To be an instructor is to be aware of the power dynamic that inherently exists in every learner-learned relationship. You must take the raw clay that is a student’s vulnerability and help to shape and mold it into successful applications of movement. To be a sinister instructor is to use your awareness of this vulnerability and test its limits. The tests are subtle, and exist to gain an understanding of a person’s full potential in being a compliant, disciplined, loyal but moreover successful student.
The deal slowly unfurls. The instructor rewards his/her chosen students with feverish attention and access to personal matters. Volunteering personal information is an exchange of vulnerability, and while the student may interpret this exchange as an evening of the playing field, it’s largely a strategic move towards trust-building. Soon the instructor singles out the students he builds these relationships with, and creates propositions. Up until this moment nothing strictly immoral has happened.

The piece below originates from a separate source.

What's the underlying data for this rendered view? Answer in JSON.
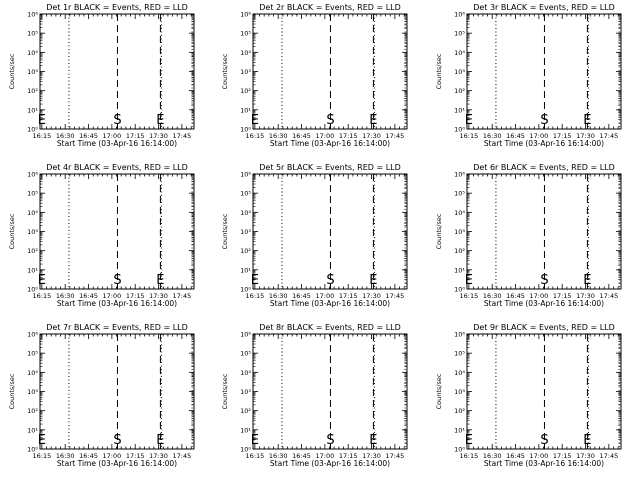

The propositions are vast and fall on a spectrum, but most are made for the acquisition of power, money and/or sex. The instructor usually offers one captivating thing as his/her end of the deal: total mastery. Total mastery through the domination of training partners, total mastery through medals, total mastery through the building of impressive skill and dexterity. But total mastery is just a placeholder; the instructor does not offer his/her skills as the ultimate prize. In fact, only the student knows what the ultimate prize is, whether it is attempting to fill the void left by a broken home or absent parent, find acceptance and love, prove to themselves and the world of a certain curated image they’ve developed of themselves, or a multitude of other reasons.
The instructor is fully aware that the relationship between vulnerability and self-realization is delicate and easily disturbed. He/she uses a system of reward/punishment to cement their proposition into reality. The instructor that asks for sexual favors in return for “mastery” threatens to slander the image of the student and their position at the academy. The instructor that demands power in return for “mastery” may injure, demean, insult and deliberately neglect their student. The instructor that demands money in return for “mastery” is probably the most honest in his/her approach, and may not violate any boundaries at all. Unfortunately, the most common, money-motivated types reveal themselves to be toxic by hoarding information, and punishing students that become interested in exploring other avenues of learning.

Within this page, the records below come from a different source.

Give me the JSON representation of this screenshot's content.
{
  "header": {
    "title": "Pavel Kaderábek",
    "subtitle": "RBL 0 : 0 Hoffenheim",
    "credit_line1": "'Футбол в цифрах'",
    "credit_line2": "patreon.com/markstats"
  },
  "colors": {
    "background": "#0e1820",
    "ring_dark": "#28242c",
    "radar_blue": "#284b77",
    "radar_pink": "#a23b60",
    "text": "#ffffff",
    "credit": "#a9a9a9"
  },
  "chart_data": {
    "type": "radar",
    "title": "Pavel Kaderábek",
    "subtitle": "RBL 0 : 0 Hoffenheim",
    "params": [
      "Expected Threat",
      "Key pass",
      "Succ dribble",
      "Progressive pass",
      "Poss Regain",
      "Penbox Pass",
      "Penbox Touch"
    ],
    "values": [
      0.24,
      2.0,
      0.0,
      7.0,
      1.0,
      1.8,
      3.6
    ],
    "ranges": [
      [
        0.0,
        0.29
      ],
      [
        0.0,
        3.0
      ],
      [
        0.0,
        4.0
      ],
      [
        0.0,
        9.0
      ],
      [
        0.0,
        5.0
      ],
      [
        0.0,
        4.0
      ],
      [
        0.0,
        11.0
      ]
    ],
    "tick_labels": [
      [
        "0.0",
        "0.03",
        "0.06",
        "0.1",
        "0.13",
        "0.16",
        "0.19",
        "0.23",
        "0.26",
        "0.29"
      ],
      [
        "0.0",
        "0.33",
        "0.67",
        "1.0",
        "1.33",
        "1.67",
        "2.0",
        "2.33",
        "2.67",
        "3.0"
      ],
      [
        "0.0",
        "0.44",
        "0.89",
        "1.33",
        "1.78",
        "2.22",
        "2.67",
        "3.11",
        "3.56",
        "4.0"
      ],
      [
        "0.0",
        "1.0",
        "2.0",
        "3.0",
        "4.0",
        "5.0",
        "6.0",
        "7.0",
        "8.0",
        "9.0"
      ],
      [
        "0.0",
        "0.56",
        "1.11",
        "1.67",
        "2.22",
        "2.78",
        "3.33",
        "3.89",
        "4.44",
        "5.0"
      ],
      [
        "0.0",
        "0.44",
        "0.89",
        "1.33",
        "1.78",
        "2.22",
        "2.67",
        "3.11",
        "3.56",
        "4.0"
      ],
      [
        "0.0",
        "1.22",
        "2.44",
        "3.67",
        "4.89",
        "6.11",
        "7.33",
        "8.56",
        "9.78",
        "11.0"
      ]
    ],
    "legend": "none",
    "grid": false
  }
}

I believe we often give instructors too much credit. Those that evolved from being seasoned competitors may be no more graceful and genuine in their approach, but they often know exactly what pure jiu jitsu-linked vulnerability feels like. Those without tangible proof of the illusion of mastery turn to other measures of reinforcement: fame, wealth, and following. Students engaged in this Devil’s dance with their instructors tend not to realize just how desperately dependent instructors are on their audience to feel secure and worthwhile in their mastery. Removal of the student base removes all the luxuries of sinister behavior listed above.

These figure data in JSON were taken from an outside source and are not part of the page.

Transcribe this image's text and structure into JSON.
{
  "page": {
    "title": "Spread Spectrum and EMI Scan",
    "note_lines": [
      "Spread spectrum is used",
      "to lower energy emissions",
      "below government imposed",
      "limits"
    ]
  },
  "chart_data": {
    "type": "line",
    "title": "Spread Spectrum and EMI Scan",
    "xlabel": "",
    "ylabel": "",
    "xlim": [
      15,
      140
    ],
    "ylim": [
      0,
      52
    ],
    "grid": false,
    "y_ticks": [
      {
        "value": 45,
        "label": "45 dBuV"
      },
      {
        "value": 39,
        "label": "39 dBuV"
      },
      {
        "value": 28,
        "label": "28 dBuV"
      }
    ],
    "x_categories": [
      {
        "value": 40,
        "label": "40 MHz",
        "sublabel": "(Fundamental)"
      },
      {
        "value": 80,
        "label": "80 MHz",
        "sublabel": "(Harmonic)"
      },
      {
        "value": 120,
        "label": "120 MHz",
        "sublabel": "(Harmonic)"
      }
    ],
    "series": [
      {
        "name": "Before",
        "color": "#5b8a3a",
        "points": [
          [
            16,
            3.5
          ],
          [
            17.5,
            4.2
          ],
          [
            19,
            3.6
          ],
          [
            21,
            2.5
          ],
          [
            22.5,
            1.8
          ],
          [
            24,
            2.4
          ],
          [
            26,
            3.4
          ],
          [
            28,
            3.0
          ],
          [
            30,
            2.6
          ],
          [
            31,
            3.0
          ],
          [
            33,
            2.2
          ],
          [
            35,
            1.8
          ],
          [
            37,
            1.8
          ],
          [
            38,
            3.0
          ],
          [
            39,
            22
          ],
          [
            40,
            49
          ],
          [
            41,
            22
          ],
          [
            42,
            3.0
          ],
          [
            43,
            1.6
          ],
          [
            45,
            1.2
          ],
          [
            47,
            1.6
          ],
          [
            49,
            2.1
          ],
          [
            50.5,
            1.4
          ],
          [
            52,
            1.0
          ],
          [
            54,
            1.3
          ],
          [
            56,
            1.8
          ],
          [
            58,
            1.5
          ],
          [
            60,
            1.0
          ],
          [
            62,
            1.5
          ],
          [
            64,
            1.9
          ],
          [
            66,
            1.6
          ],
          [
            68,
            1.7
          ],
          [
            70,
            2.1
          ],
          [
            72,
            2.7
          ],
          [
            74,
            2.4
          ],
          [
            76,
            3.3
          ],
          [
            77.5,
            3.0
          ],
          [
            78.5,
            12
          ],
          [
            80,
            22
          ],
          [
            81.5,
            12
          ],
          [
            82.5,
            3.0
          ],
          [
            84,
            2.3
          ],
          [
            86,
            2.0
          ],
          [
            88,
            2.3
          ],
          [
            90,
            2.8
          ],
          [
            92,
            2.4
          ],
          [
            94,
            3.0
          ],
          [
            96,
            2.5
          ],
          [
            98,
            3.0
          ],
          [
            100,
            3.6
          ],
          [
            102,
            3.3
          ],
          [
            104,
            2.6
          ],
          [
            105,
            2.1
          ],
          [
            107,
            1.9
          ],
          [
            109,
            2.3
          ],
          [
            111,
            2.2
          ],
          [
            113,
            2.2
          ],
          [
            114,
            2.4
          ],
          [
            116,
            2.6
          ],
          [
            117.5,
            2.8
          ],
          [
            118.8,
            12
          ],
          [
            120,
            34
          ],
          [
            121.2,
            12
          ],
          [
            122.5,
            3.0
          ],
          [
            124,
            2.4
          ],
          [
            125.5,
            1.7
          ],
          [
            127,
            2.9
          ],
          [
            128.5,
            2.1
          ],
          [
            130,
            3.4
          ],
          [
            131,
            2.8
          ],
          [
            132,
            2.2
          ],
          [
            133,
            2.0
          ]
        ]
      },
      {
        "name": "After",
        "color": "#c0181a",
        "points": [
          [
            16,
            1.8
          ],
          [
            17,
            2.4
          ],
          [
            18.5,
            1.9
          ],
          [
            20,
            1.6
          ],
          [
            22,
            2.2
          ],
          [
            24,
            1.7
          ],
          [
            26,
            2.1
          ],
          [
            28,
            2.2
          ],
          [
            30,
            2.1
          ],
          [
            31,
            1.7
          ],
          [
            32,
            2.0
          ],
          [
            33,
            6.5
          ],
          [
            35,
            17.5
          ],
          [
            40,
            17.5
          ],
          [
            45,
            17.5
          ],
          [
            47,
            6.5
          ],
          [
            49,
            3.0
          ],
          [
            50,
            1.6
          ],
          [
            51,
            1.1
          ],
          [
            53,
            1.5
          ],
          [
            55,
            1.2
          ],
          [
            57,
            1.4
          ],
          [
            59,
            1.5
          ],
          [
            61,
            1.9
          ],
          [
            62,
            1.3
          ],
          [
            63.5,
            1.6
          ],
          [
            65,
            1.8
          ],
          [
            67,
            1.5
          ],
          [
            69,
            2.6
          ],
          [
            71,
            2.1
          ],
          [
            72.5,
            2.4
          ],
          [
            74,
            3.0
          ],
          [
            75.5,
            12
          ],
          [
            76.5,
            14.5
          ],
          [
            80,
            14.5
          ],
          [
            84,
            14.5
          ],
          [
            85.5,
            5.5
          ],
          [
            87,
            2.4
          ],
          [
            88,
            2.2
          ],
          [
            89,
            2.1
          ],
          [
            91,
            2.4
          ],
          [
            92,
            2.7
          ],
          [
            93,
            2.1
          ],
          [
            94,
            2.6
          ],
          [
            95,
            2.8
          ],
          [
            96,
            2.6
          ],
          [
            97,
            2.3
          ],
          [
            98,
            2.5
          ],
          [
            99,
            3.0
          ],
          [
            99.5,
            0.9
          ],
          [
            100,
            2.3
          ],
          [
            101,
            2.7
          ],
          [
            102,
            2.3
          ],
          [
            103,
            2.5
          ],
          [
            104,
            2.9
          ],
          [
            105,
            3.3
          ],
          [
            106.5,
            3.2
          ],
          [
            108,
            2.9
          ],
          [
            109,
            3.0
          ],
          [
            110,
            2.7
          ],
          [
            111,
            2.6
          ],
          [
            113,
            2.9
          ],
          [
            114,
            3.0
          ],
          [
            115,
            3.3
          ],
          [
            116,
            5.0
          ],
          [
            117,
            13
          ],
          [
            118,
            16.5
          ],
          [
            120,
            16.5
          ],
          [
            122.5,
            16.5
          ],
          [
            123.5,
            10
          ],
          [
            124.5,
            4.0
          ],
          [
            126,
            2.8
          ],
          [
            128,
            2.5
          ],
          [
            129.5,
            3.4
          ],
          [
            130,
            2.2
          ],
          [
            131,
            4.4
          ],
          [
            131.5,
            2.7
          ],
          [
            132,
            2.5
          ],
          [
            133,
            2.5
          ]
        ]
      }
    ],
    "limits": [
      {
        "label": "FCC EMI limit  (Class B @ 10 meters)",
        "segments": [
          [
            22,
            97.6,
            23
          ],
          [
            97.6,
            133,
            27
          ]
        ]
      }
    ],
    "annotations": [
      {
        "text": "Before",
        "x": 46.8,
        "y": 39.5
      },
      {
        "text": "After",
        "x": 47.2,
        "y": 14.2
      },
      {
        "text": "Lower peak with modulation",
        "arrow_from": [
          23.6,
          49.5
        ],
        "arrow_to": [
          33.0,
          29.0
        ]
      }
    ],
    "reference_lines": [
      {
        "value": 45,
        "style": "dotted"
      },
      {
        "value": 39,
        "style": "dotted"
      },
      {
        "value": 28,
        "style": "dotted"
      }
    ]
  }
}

I sometimes lament the ferocious loyalty some jiu jitsu practitioners exude, real issues within the gymspace are often overlooked because of the soapbox that owners and instructors are placed upon. Victims of predatory behavior are unable to speak up for fear of being challenged, accused of lying, threatened, thrown out, and a list of other completely valid fears. Bystanders have similar fears, and usually find themselves in group settings and locker rooms where concerns are quickly dismissed. I don’t really have a call to action behind this piece besides a gentle urging upon the sisters and brothers of this community to be vigilant and empathetic. To stand up to bullying and sinister behavior and do their part, however small or large it may be to preserve the integrity of this beautiful martial art.